Super! - Na ja, eigentlich geht die Straße über die Brücke direkt ins Zentrum, Belgrad liegt auf einem Bergrücken. Für die Radfahrer ist diese Straße aber nicht passierbar - wieder einmal. Der Radweg führt 5 km um die Altstadt herum! Auf der anderen Seite, kommt ein Radfahrer Hinweis, Zentrum rechts. Doch diese Straße ist mit Betonbarrikaden versperrt. Ich drücke mich dran vorbei und finde dann irgendwie einen Weg hinauf.
Im Zentrum von Belgrad geht der historische Schnellwaschgang in das Schleuderprogramm über. Warum Belgrad übersetzt die "Weiße Stadt" heißt, bleibt ein große Rätsel. Schöne alte Bausubstanz rottet. Hässlicher Sozialistischer Zuckerbäckerstil rottet. Glasfassaden der Einkaufstempel verdoppeln in ihren Spiegelfassaden das ganze Elend.
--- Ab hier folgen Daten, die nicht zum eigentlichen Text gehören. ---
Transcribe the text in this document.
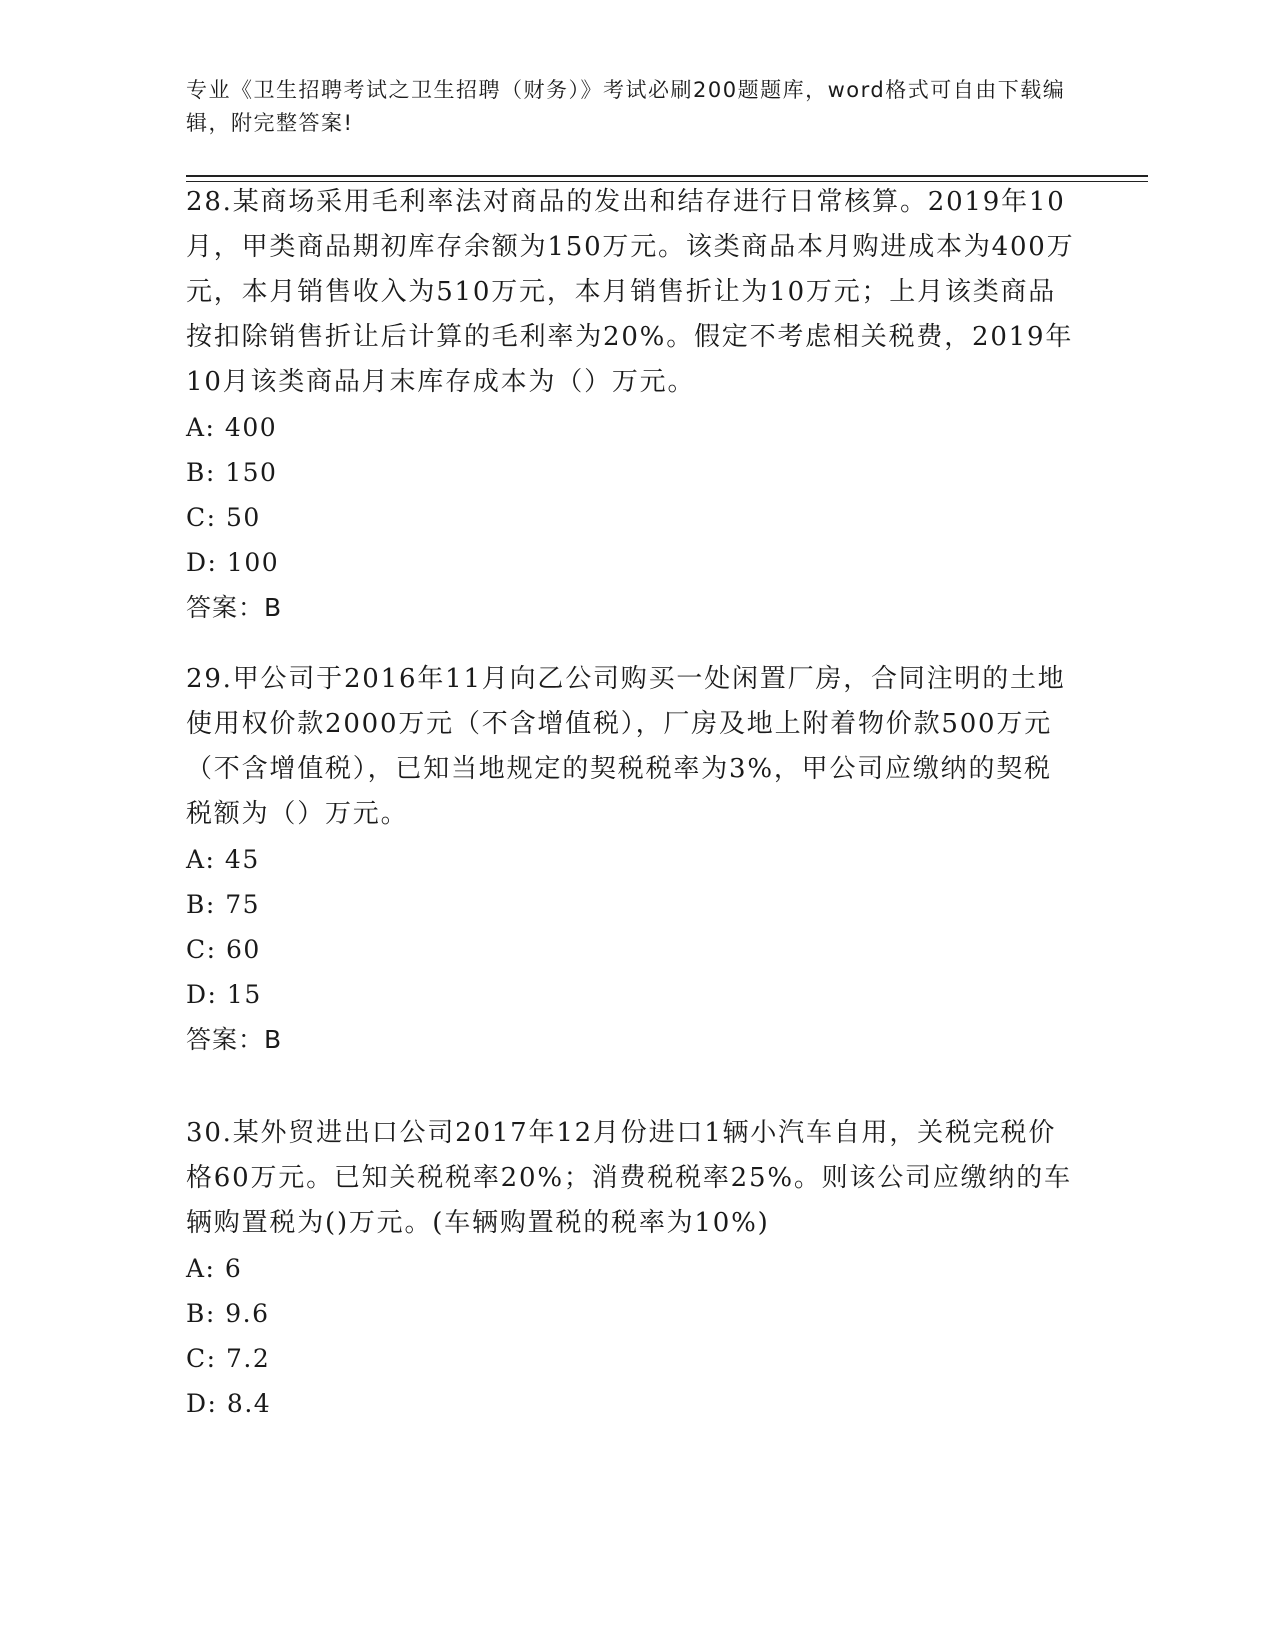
专业《卫生招聘考试之卫生招聘（财务）》考试必刷200题题库，word格式可自由下载编辑，附完整答案!

28.某商场采用毛利率法对商品的发出和结存进行日常核算。2019年10月，甲类商品期初库存余额为150万元。该类商品本月购进成本为400万元，本月销售收入为510万元，本月销售折让为10万元；上月该类商品按扣除销售折让后计算的毛利率为20%。假定不考虑相关税费，2019年10月该类商品月末库存成本为（）万元。

A: 400

B: 150

C: 50

D: 100

答案：B

29.甲公司于2016年11月向乙公司购买一处闲置厂房，合同注明的土地使用权价款2000万元（不含增值税），厂房及地上附着物价款500万元（不含增值税），已知当地规定的契税税率为3%，甲公司应缴纳的契税税额为（）万元。

A: 45

B: 75

C: 60

D: 15

答案：B

30.某外贸进出口公司2017年12月份进口1辆小汽车自用，关税完税价格60万元。已知关税税率20%；消费税税率25%。则该公司应缴纳的车辆购置税为()万元。(车辆购置税的税率为10%)

A: 6

B: 9.6

C: 7.2

D: 8.4
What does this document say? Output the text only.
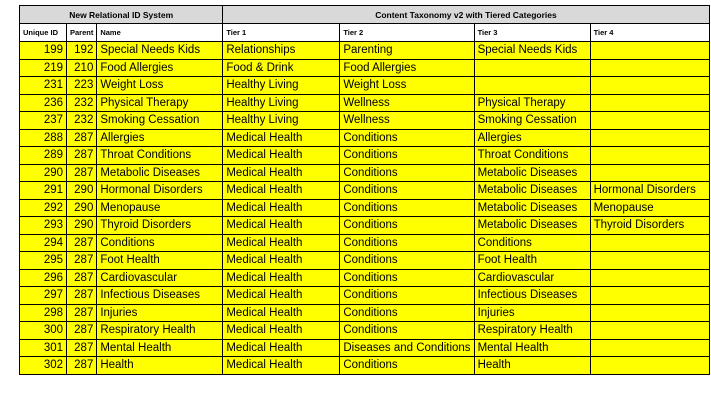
New Relational ID System			Content Taxonomy v2 with Tiered Categories			
Unique ID	Parent	Name	Tier 1	Tier 2	Tier 3	Tier 4
199	192	Special Needs Kids	Relationships	Parenting	Special Needs Kids	
219	210	Food Allergies	Food & Drink	Food Allergies		
231	223	Weight Loss	Healthy Living	Weight Loss		
236	232	Physical Therapy	Healthy Living	Wellness	Physical Therapy	
237	232	Smoking Cessation	Healthy Living	Wellness	Smoking Cessation	
288	287	Allergies	Medical Health	Conditions	Allergies	
289	287	Throat Conditions	Medical Health	Conditions	Throat Conditions	
290	287	Metabolic Diseases	Medical Health	Conditions	Metabolic Diseases	
291	290	Hormonal Disorders	Medical Health	Conditions	Metabolic Diseases	Hormonal Disorders
292	290	Menopause	Medical Health	Conditions	Metabolic Diseases	Menopause
293	290	Thyroid Disorders	Medical Health	Conditions	Metabolic Diseases	Thyroid Disorders
294	287	Conditions	Medical Health	Conditions	Conditions	
295	287	Foot Health	Medical Health	Conditions	Foot Health	
296	287	Cardiovascular	Medical Health	Conditions	Cardiovascular	
297	287	Infectious Diseases	Medical Health	Conditions	Infectious Diseases	
298	287	Injuries	Medical Health	Conditions	Injuries	
300	287	Respiratory Health	Medical Health	Conditions	Respiratory Health	
301	287	Mental Health	Medical Health	Diseases and Conditions	Mental Health	
302	287	Health	Medical Health	Conditions	Health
Die Fussgängerpassage ist schön hergerichtet. Aber sie ist ein Schneise, die man nicht verlassen darf. 
Gibt es eigentlich in Europa noch eine Hauptstadt, die in einem Jahrhundert 2x unter Zerstörung durch Luftangriffe zu leiden hatte. Mir fällt im Moment keine ein. Was die Nazis vorgemacht haben, das hat die NATO mit ihrer "Allied Harvest" tölpelhaft wiederholt. Was bitte schön, wurde hier "geerntet".

Es tut richtig weh, zu sehen, wie planlos und ohne städtebauliches Konzept hier rumgewurschelt wird. Natürlich ist kein Geld da. Aber muss man deshalb irgendwelchen Spielbankbetreiben, erlauben, Scheußlichkeiten in die Altstadt zu klatschen?
Die größte Orthodox Kirche der Welt, so mein netter junger Mann an der Rezeption des Hotels, der sich ehrlich Mühe gegeben hat seine Heimatstadt anzupreisen, passt in das Bild der Dauerbaustelle Belgrad. 1898 begonnen, ist sie leider heute immer noch nicht fertig. Aber man ahnt, wie gewaltig sie einmal sein wird.

Doch leider sind die Ikonen, die zur Verehrung auf dieser Baustelle ausgelegt sind, wie sage ich das jetzt unverfänglich, von sehr zweifelhafter Qualität. Doch sie stehen ja nur für etwas, an das man glaubt;
 Wie unsere Heiligenbildchen, die wir im Kommunionunterricht gesammelt haben.

Genug!
Meinen letzten Briefumschlag habe ich aufgegeben. Das letzte "Bikeline" Buch herausgeholt. Ich schaue auf den Umschlag, das kann doch wohl nicht wahr sein:


Wenn Ihr gute Augen habt, könnte Ihr es vielleicht erkennen, am unteren Rand steht! 1.400 km. Das ist wohl ein Scherz! Die ganze Donau ist nur 2.800 km lang. und auf meine Karte Eurovelo 6 Karte Nr.3 (von 8) steht, dass vor meinem Hotel der Donau Kilometer 1170 liegt. 
Soll das heißen, dass ich erst die Hälfte geschafft habe!!  
Mich überkommt das starke Bedürfnis, mit meinen sozialistischen Flur-Gespenstern in die Hotelbar zu gehen, ein paar Slibowitz zu bestellen und mit ihnen  "Bella Ciao" zu singen!!!